Open Data is powerful concept that embodies freedom. Freedom of choice, access to information, and, after processing — the attainment of knowledge. It grants us the ability to gain insights into the world around us and understand the processes occurring within it. The accessibility of data also signifies the capacity to discover connections between disparate pieces of information and seamlessly integrate them.

These few chapters aim to illustrate the availability and possibilities of working with open data, particularly focusing on spatial data.

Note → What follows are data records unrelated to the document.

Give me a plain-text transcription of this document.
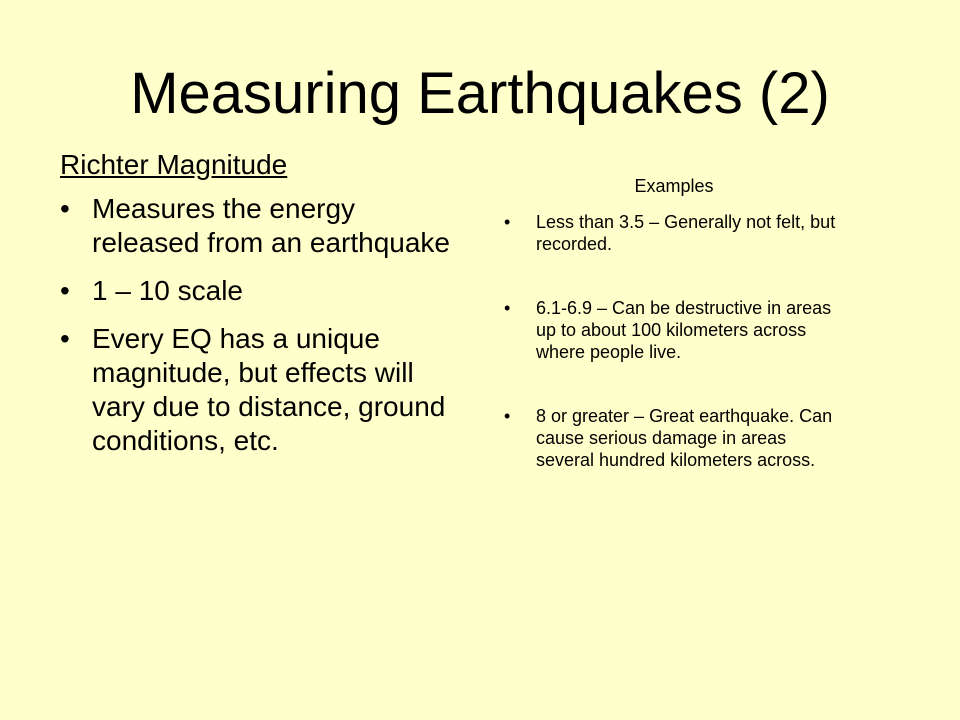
Measuring Earthquakes (2)
Richter Magnitude
• Measures the energy released from an earthquake
• 1 – 10 scale
• Every EQ has a unique magnitude, but effects will vary due to distance, ground conditions, etc.
Examples
• Less than 3.5 – Generally not felt, but recorded.
• 6.1-6.9 – Can be destructive in areas up to about 100 kilometers across where people live.
• 8 or greater – Great earthquake. Can cause serious damage in areas several hundred kilometers across.
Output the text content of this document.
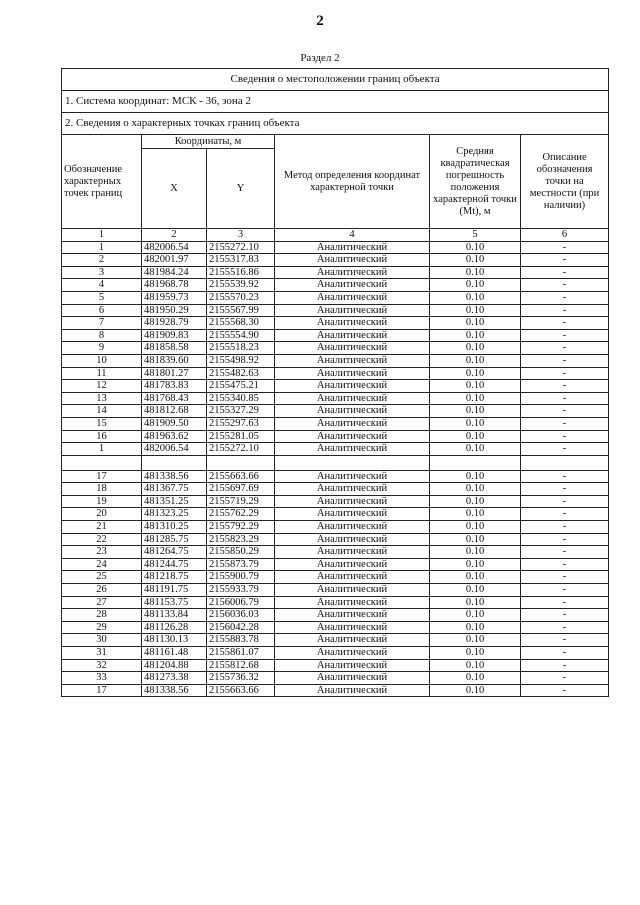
2
Раздел 2
Сведения о местоположении границ объекта					
1. Система координат: МСК - 36, зона 2					
2. Сведения о характерных точках границ объекта					
Обозначение характерных точек границ	Координаты, м		Метод определения координат характерной точки	Средняя квадратическая погрешность положения характерной точки (Mt), м	Описание обозначения точки на местности (при наличии)
	X	Y			
1	2	3	4	5	6
1	482006.54	2155272.10	Аналитический	0.10	-
2	482001.97	2155317.83	Аналитический	0.10	-
3	481984.24	2155516.86	Аналитический	0.10	-
4	481968.78	2155539.92	Аналитический	0.10	-
5	481959.73	2155570.23	Аналитический	0.10	-
6	481950.29	2155567.99	Аналитический	0.10	-
7	481928.79	2155568.30	Аналитический	0.10	-
8	481909.83	2155554.90	Аналитический	0.10	-
9	481858.58	2155518.23	Аналитический	0.10	-
10	481839.60	2155498.92	Аналитический	0.10	-
11	481801.27	2155482.63	Аналитический	0.10	-
12	481783.83	2155475.21	Аналитический	0.10	-
13	481768.43	2155340.85	Аналитический	0.10	-
14	481812.68	2155327.29	Аналитический	0.10	-
15	481909.50	2155297.63	Аналитический	0.10	-
16	481963.62	2155281.05	Аналитический	0.10	-
1	482006.54	2155272.10	Аналитический	0.10	-

17	481338.56	2155663.66	Аналитический	0.10	-
18	481367.75	2155697.69	Аналитический	0.10	-
19	481351.25	2155719.29	Аналитический	0.10	-
20	481323.25	2155762.29	Аналитический	0.10	-
21	481310.25	2155792.29	Аналитический	0.10	-
22	481285.75	2155823.29	Аналитический	0.10	-
23	481264.75	2155850.29	Аналитический	0.10	-
24	481244.75	2155873.79	Аналитический	0.10	-
25	481218.75	2155900.79	Аналитический	0.10	-
26	481191.75	2155933.79	Аналитический	0.10	-
27	481153.75	2156006.79	Аналитический	0.10	-
28	481133.84	2156036.03	Аналитический	0.10	-
29	481126.28	2156042.28	Аналитический	0.10	-
30	481130.13	2155883.78	Аналитический	0.10	-
31	481161.48	2155861.07	Аналитический	0.10	-
32	481204.88	2155812.68	Аналитический	0.10	-
33	481273.38	2155736.32	Аналитический	0.10	-
17	481338.56	2155663.66	Аналитический	0.10	-
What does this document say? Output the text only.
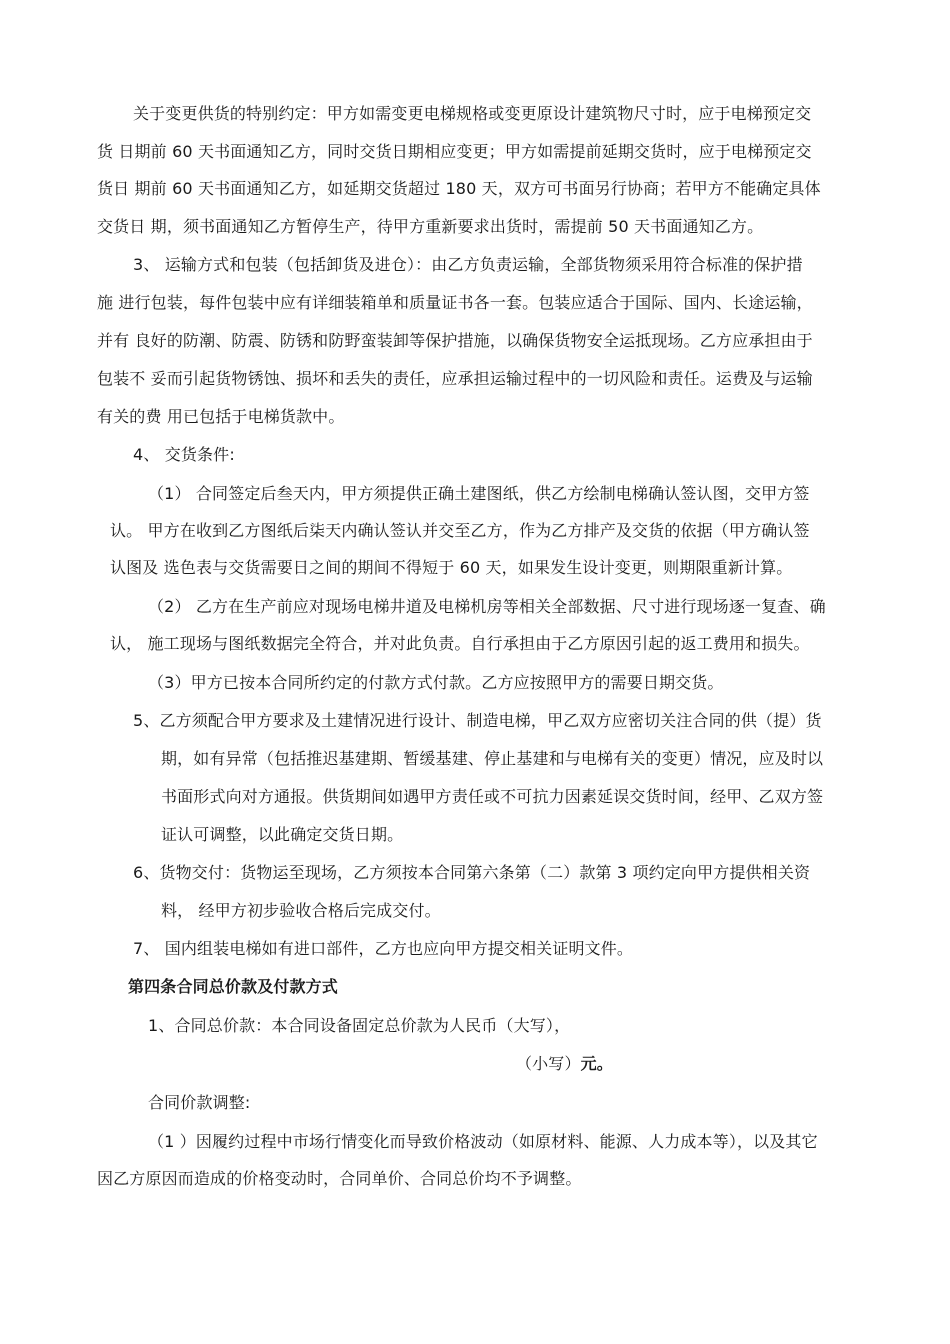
关于变更供货的特别约定：甲方如需变更电梯规格或变更原设计建筑物尺寸时，应于电梯预定交
货 日期前 60 天书面通知乙方，同时交货日期相应变更；甲方如需提前延期交货时，应于电梯预定交
货日 期前 60 天书面通知乙方，如延期交货超过 180 天，双方可书面另行协商；若甲方不能确定具体
交货日 期，须书面通知乙方暂停生产，待甲方重新要求出货时，需提前 50 天书面通知乙方。
3、 运输方式和包装（包括卸货及进仓）：由乙方负责运输，全部货物须采用符合标准的保护措
施 进行包装，每件包装中应有详细装箱单和质量证书各一套。包装应适合于国际、国内、长途运输，
并有 良好的防潮、防震、防锈和防野蛮装卸等保护措施，以确保货物安全运抵现场。乙方应承担由于
包装不 妥而引起货物锈蚀、损坏和丢失的责任，应承担运输过程中的一切风险和责任。运费及与运输
有关的费 用已包括于电梯货款中。
4、 交货条件:
（1） 合同签定后叁天内，甲方须提供正确土建图纸，供乙方绘制电梯确认签认图，交甲方签
认。 甲方在收到乙方图纸后柒天内确认签认并交至乙方，作为乙方排产及交货的依据（甲方确认签
认图及 选色表与交货需要日之间的期间不得短于 60 天，如果发生设计变更，则期限重新计算。
（2） 乙方在生产前应对现场电梯井道及电梯机房等相关全部数据、尺寸进行现场逐一复查、确
认， 施工现场与图纸数据完全符合，并对此负责。自行承担由于乙方原因引起的返工费用和损失。
（3）甲方已按本合同所约定的付款方式付款。乙方应按照甲方的需要日期交货。
5、乙方须配合甲方要求及土建情况进行设计、制造电梯，甲乙双方应密切关注合同的供（提）货
期，如有异常（包括推迟基建期、暂缓基建、停止基建和与电梯有关的变更）情况，应及时以
书面形式向对方通报。供货期间如遇甲方责任或不可抗力因素延误交货时间，经甲、乙双方签
证认可调整，以此确定交货日期。
6、货物交付：货物运至现场，乙方须按本合同第六条第（二）款第 3 项约定向甲方提供相关资
料， 经甲方初步验收合格后完成交付。
7、 国内组装电梯如有进口部件，乙方也应向甲方提交相关证明文件。
第四条合同总价款及付款方式
1、合同总价款：本合同设备固定总价款为人民币（大写），
（小写）元。
合同价款调整:
（1 ）因履约过程中市场行情变化而导致价格波动（如原材料、能源、人力成本等），以及其它
因乙方原因而造成的价格变动时，合同单价、合同总价均不予调整。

The book may have a focus on R (R Core Team 2023), however in certain cases I have attempted to show alternative methods for obtaining and working with data. But, to be candid: in my humble opinion R stands out as a holy grail in the realm of data mining, wrangling, and visualization. With quarto (or bookdown/rmarkdown/latex) as the backbone, it provides fantastic environment not only to exploring data but also for sharing the output. What’s even more crucial is its reproducibility. This implies that when you play with provided examples, you should achieve the same (or at least very similar results). Keep in mind that OpenStreetMap which is used to acquire spatial data in Chapter 2 is growing every day (with around 4 million map changes per day according to wiki) and some data might have already changed or become obsolete.

Work in progress

This manual is a work in progress.

Chapter 2 covers the different types of spatial data available from OpenStreetMap. From different kind of borders to roads. From assessing the bike and electrical grid infrastructure to routing and isochrones.

Chapter 3 describes environmental data sets available: the land cover and land use data sources are described in Section 3.1, different climate variables for gridded and stations data sets are covered in Section 3.2.